Jobanputra’s latest bitcoin bet, BitPesa, is an East African remittance platform based in Kenya.
Yes, Kenya — the world leader in digital and mobile money. “Over 75 percent of the adults in Kenya use a digital currency called M-Pesa, and over half of the GDP of the entire economy is operated over this digital currency,” says Dan Morehead. Morehead’s bitcoin-focused fund, Pantera Capital, led yesterday’s $1.1 million round for BitPesa.
BitPesa is among a number of startups tackling the $430 billion global remittance market by accepting bitcoin from overseas and converting it into local currency for delivery. This is a prime example of bitcoin’s ability to leapfrog traditional financial institutions and improve efficiency.
“People talk about the 5 billion people in the developing world as being unbanked, and it’s like calling them un-landlined — they skipped the whole landline thing and went straight to mobile phones,” says Morehead. “I think for most purposes they’re going to skip what we call traditional banking and go straight to mobile money.”
Morehead has already witnessed this first-hand in Argentina, where his portfolio company BitPagos is using bitcoin to transfer U.S. dollars into the country for tourists.
“Argentina is a very classic use case for bitcoin: Argentina at the turn of the 19th century was one of the richest countries on earth, but since then, they’ve had a series of massive devaluations that have been very hard on their paper currency.

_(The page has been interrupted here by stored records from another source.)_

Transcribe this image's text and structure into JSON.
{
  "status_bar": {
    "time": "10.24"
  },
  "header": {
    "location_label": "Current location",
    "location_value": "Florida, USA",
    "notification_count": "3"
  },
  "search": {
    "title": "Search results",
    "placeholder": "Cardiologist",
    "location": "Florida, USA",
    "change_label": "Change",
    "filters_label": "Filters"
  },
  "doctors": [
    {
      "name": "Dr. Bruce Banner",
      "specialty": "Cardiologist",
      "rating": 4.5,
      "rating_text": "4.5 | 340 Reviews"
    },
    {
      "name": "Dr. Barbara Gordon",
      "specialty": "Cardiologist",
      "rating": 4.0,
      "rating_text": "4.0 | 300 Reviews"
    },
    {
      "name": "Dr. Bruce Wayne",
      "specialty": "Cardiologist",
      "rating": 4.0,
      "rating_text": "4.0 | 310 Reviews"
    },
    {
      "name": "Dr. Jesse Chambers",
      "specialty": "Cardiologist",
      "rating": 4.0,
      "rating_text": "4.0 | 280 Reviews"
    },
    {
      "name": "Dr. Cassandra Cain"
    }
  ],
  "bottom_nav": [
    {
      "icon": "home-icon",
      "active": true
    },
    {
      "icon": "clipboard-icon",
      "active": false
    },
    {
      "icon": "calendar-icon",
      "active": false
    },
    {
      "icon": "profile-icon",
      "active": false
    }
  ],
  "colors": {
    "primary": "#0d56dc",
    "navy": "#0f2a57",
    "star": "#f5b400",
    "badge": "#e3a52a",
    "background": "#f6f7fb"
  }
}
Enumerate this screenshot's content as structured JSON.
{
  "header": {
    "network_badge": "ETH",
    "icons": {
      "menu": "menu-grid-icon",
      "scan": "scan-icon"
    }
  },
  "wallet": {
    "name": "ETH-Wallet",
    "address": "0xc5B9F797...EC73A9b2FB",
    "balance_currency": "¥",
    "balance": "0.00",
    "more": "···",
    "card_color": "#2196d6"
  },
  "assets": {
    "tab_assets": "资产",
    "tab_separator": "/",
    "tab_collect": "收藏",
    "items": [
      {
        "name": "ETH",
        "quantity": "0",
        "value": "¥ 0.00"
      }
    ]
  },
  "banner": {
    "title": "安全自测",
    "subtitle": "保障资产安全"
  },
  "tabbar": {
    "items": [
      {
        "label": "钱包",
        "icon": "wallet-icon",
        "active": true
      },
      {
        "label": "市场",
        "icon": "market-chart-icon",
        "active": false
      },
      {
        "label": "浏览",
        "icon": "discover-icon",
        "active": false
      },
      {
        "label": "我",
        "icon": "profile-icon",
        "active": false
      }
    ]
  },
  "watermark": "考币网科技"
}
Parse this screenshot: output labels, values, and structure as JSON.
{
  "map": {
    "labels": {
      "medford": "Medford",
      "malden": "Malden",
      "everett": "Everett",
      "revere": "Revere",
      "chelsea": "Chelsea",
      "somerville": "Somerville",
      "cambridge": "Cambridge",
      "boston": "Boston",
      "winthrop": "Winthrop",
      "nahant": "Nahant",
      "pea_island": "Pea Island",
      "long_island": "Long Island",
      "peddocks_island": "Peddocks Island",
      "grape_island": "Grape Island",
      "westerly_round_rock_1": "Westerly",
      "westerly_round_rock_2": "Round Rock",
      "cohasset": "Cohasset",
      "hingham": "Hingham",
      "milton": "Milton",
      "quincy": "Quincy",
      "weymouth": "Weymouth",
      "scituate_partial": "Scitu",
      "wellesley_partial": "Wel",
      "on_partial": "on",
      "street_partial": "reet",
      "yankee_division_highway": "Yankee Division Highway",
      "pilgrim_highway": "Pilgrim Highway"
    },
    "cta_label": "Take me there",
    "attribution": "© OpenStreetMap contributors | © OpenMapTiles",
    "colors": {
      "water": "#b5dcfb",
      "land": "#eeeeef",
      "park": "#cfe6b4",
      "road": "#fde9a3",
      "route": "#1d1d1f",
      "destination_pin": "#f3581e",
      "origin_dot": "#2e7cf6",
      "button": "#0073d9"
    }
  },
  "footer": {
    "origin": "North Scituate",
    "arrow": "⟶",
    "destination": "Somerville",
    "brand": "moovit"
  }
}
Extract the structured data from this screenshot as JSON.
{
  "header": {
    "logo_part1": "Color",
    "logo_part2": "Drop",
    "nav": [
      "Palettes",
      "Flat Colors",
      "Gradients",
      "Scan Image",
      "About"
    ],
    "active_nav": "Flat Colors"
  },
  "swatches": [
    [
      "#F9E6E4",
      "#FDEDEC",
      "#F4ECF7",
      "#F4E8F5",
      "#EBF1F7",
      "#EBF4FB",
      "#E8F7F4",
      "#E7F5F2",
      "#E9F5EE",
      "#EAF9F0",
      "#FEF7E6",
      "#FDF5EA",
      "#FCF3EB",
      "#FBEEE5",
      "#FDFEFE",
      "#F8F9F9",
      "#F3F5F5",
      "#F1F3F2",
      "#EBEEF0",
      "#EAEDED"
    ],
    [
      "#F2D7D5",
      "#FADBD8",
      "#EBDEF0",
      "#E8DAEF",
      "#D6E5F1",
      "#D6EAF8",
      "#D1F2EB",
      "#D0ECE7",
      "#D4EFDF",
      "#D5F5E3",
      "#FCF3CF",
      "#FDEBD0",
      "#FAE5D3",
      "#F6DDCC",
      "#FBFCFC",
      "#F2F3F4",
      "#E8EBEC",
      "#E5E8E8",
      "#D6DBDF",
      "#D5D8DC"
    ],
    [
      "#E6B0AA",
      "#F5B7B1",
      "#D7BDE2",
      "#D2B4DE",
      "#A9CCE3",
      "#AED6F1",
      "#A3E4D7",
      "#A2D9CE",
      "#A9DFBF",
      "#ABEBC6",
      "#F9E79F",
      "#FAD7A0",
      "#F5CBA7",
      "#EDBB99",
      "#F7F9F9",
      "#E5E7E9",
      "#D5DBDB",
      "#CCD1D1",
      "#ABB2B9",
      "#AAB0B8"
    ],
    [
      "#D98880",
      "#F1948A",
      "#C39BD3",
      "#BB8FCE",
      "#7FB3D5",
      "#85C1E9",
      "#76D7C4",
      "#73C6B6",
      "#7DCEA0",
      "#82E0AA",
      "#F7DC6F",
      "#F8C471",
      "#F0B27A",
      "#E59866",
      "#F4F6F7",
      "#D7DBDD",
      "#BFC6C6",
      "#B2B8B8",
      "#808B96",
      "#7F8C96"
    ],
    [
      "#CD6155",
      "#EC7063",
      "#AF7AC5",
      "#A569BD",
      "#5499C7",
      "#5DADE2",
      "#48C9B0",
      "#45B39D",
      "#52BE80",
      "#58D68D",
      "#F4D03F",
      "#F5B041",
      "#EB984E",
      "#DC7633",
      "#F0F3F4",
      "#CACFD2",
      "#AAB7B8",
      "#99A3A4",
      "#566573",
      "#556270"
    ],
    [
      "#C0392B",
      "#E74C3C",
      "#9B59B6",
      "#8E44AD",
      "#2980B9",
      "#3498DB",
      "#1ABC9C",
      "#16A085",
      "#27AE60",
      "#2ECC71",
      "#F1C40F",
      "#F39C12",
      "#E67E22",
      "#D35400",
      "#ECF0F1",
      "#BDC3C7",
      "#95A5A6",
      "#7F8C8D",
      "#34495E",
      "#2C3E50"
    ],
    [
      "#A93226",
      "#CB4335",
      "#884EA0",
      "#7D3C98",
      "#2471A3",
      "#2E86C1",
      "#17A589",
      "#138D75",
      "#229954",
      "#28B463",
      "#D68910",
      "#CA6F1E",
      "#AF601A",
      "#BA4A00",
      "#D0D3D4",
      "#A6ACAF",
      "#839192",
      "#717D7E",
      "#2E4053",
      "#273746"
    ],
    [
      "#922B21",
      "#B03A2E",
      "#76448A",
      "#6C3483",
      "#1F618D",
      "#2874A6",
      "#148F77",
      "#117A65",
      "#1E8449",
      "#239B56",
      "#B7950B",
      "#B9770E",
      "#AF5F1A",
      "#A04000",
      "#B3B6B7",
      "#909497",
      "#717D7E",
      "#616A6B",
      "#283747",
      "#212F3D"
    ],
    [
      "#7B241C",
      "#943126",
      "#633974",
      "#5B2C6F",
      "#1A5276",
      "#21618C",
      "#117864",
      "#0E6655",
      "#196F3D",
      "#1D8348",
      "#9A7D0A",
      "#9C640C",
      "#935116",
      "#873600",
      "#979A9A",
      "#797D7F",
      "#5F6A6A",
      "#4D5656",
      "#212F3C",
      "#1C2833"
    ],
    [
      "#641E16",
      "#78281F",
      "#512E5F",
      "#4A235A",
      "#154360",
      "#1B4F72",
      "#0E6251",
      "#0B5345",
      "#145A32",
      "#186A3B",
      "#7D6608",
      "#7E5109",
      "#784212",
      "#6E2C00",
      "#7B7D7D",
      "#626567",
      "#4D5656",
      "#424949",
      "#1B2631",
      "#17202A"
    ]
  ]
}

Bitcoin is a very efficient vehicle for transferring money in and out of the country,” says Morehead.
Whether for circumventing restrictions for travelers or eliminating fees for locals collecting remittances, bitcoin technology has been able to provide a huge advantage in facilitating transactions across borders.
According to Jobanputra, this is just the first stage of financial tech innovation in emerging markets.
“Some of the larger deals have happened more in the infrastructure and wallet space, but now you’re starting to see new use cases in different markets, and new regional players will start with remittances before building a whole financial infrastructure for other types of services.”